Sunday Long Read: Black Lives Still Matter

Black Lives Matter in America, but I can't blame Black folk for leaving a country that never wanted us as anything more than slaves while we wait for the end of the Civil Rights era. Our Sunday Long Read icomes from the LA Times, where the Blaxit is happening, Black folks leaving a country that has wanted us gone all our lives. Some of us are gone for good, moving to other countries where we're Black folk are treated like -- wait for it -- actual human beings.
 
Filmmaker Jameelah Nuriddin was locked down in Los Angeles during the pandemic, watching as the nation convulsed in protest over the murder of George Floyd, when she had an epiphany: “America does not deserve me.”

As a Black woman, Nuriddin always tried to work twice as hard as those around her, thinking: “If I’m smart enough, pretty enough, successful enough ... then finally people will treat me as a human being.”

But as she grieved yet another unarmed Black man killed by police, she decided she was done trying to prove herself to a society that she felt would never really love her back.

So Nuriddin, 39, packed her bags and left.

She ended up in Costa Rica, in an idyllic beach town on the Caribbean coast that has become a hub for hundreds of Black expatriates fed up with life in the United States.

She now spends her days working for U.S. clients from chic cafes, leading healing ceremonies at a local waterfall and trying to figure out who she is, exactly, outside of an American context.

“It’s like leaving an abusive relationship,” she said of exiting the United States.

The expats forging new lives in Puerto Viejo are part of a wider exodus of Black Americans from the U.S. in recent years, with many leaving for reasons that are explicitly political.

Exhausted by anti-Black discrimination and violence back home, they are building communities in countries such as Portugal, Ghana, Colombia and Mexico.

Often referred to as “Blaxit,” which combines the words “Black” and “exit,” the movement has been boosted by social media, where influencers share inspirational posts about their odysseys abroad and challenge others to join them.

It is also aided by a new industry of businesses that provide relocation services specifically for African Americans, and by Facebook and WhatsApp groups such as “Black in Bali,” “Black in Tulum” and “Brothas & Sistas in Mexico City,” whose members share tips on everything from how to pay local bills to where to find good hairstylists.

There are no official statistics on how many have left the country. But academics say it may be one of the most significant emigrations of African Americans since the first half of last century, when many Black artists decamped to Europe.

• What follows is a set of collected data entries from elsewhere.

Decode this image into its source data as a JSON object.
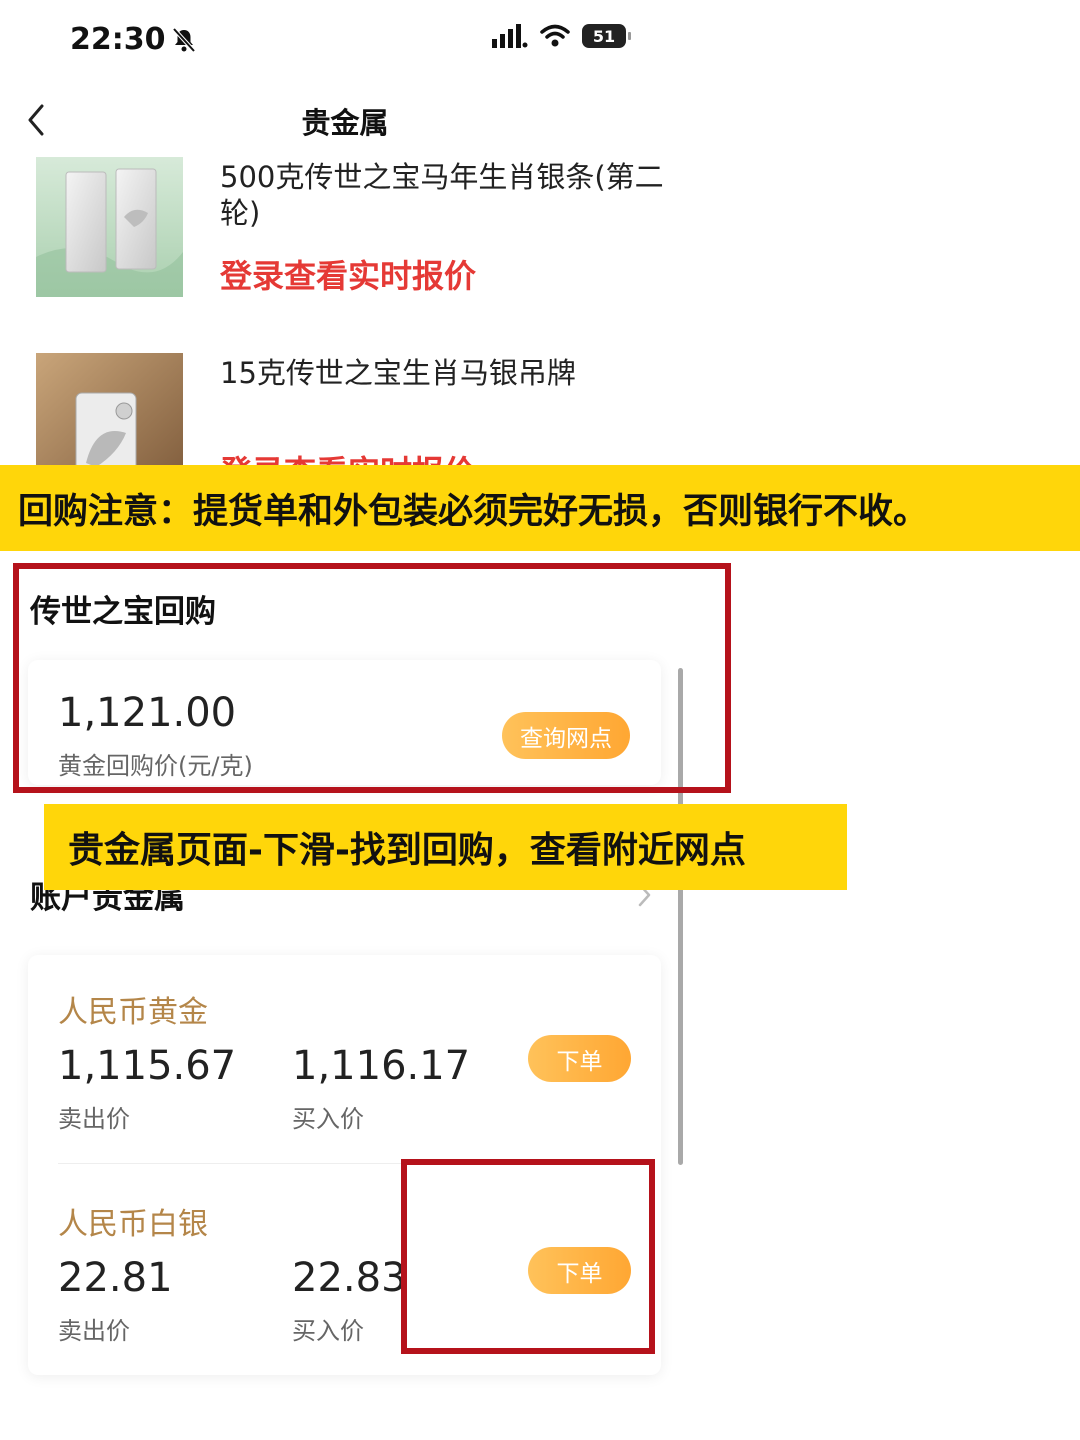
{
  "status_bar": {
    "time": "22:30",
    "battery": "51"
  },
  "nav": {
    "title": "贵金属"
  },
  "products": [
    {
      "title": "500克传世之宝马年生肖银条(第二轮)",
      "price_prompt": "登录查看实时报价"
    },
    {
      "title": "15克传世之宝生肖马银吊牌",
      "price_prompt": "登录查看实时报价"
    }
  ],
  "banners": {
    "top": "回购注意：提货单和外包装必须完好无损，否则银行不收。",
    "middle": "贵金属页面-下滑-找到回购，查看附近网点"
  },
  "buyback": {
    "section_title": "传世之宝回购",
    "price": "1,121.00",
    "price_label": "黄金回购价(元/克)",
    "button": "查询网点"
  },
  "account_metals": {
    "section_title": "账户贵金属",
    "items": [
      {
        "name": "人民币黄金",
        "sell_price": "1,115.67",
        "sell_label": "卖出价",
        "buy_price": "1,116.17",
        "buy_label": "买入价",
        "button": "下单"
      },
      {
        "name": "人民币白银",
        "sell_price": "22.81",
        "sell_label": "卖出价",
        "buy_price": "22.83",
        "buy_label": "买入价",
        "button": "下单"
      }
    ]
  },
  "colors": {
    "price_red": "#e53935",
    "banner_yellow": "#ffd60a",
    "pill_orange": "#ffad3b",
    "metal_name_brown": "#b48649",
    "highlight_red": "#b5121b"
  }
}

The late writer James Baldwin, who was part of that earlier wave, said he moved to France in 1948 “with the theory that nothing worse would happen to me there than had already happened to me here.”

Seven decades later, the U.S. is still grappling with racism, with Black people twice as likely as white people to be killed by police and Black workers earning less on the dollar than their white counterparts. In Florida, a new law forces teachers to downplay the impact of slavery, and across the country, far-right activists are seeking bans on books touching on Black history.

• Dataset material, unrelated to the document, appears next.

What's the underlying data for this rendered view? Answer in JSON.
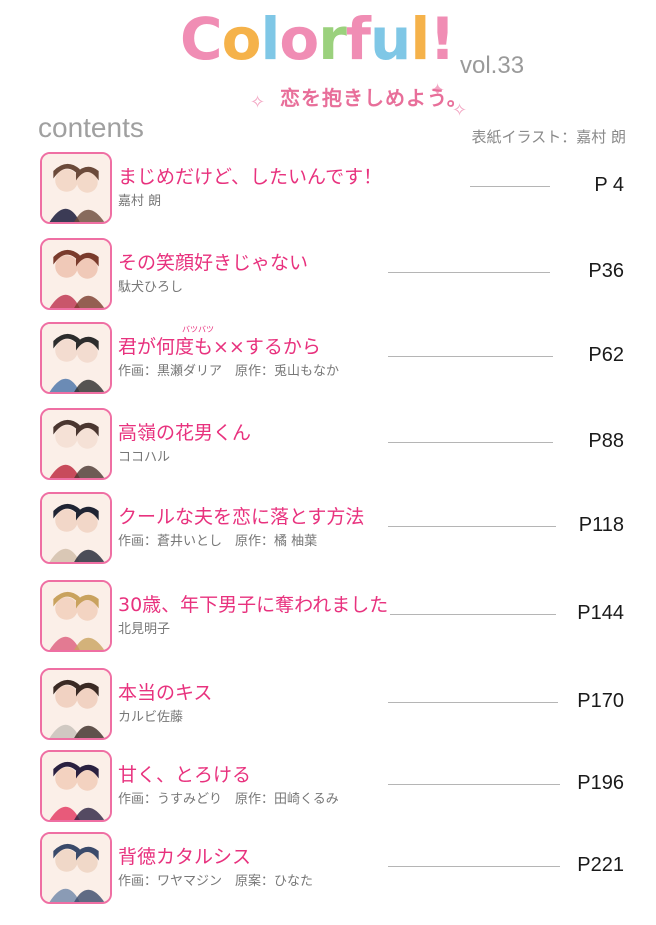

Americans of all races have been leaving the U.S. thanks to the pandemic shift to remote work. But for Black Americans, many of whom were distraught over the political and racial divisions the pandemic years highlighted, the decision to move abroad is about more than just saving money or having an adventure.

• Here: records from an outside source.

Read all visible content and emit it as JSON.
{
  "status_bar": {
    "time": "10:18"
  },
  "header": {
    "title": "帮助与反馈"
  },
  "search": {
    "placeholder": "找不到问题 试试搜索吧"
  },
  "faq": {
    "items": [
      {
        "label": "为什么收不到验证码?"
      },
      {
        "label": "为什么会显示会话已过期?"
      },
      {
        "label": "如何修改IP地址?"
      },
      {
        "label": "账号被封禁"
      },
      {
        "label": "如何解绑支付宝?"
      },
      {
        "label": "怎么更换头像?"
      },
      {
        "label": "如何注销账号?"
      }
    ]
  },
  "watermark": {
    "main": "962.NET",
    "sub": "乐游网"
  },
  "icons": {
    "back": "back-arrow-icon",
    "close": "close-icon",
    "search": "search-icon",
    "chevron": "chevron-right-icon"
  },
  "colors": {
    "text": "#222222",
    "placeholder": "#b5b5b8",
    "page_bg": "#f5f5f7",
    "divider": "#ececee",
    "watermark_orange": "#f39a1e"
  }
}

“It gave people time to question,” said Chrishan Wright, who launched a podcast in 2020 that documented her move to Lisbon. She now works as a relocation consultant and is helping about a dozen families restart in Portugal. They are mostly Black professionals with children, she said, in search of “a better quality of life without the emotional and psychological strain.”
 
Why stay in an abusive relationship with a country that has been trying to kill us for 400 years? I don't have an answer for that. But for more and more of us, the search for that answer is taking us outside America, and frankly I don't find anything wrong with that. "Nobody loves America like Black folk" the saying goes, "But America never loved us back."
 
When you fall out of love, there's increasingly little reason to stay.
 
Black Lives Still Matter.  Even ex-pats.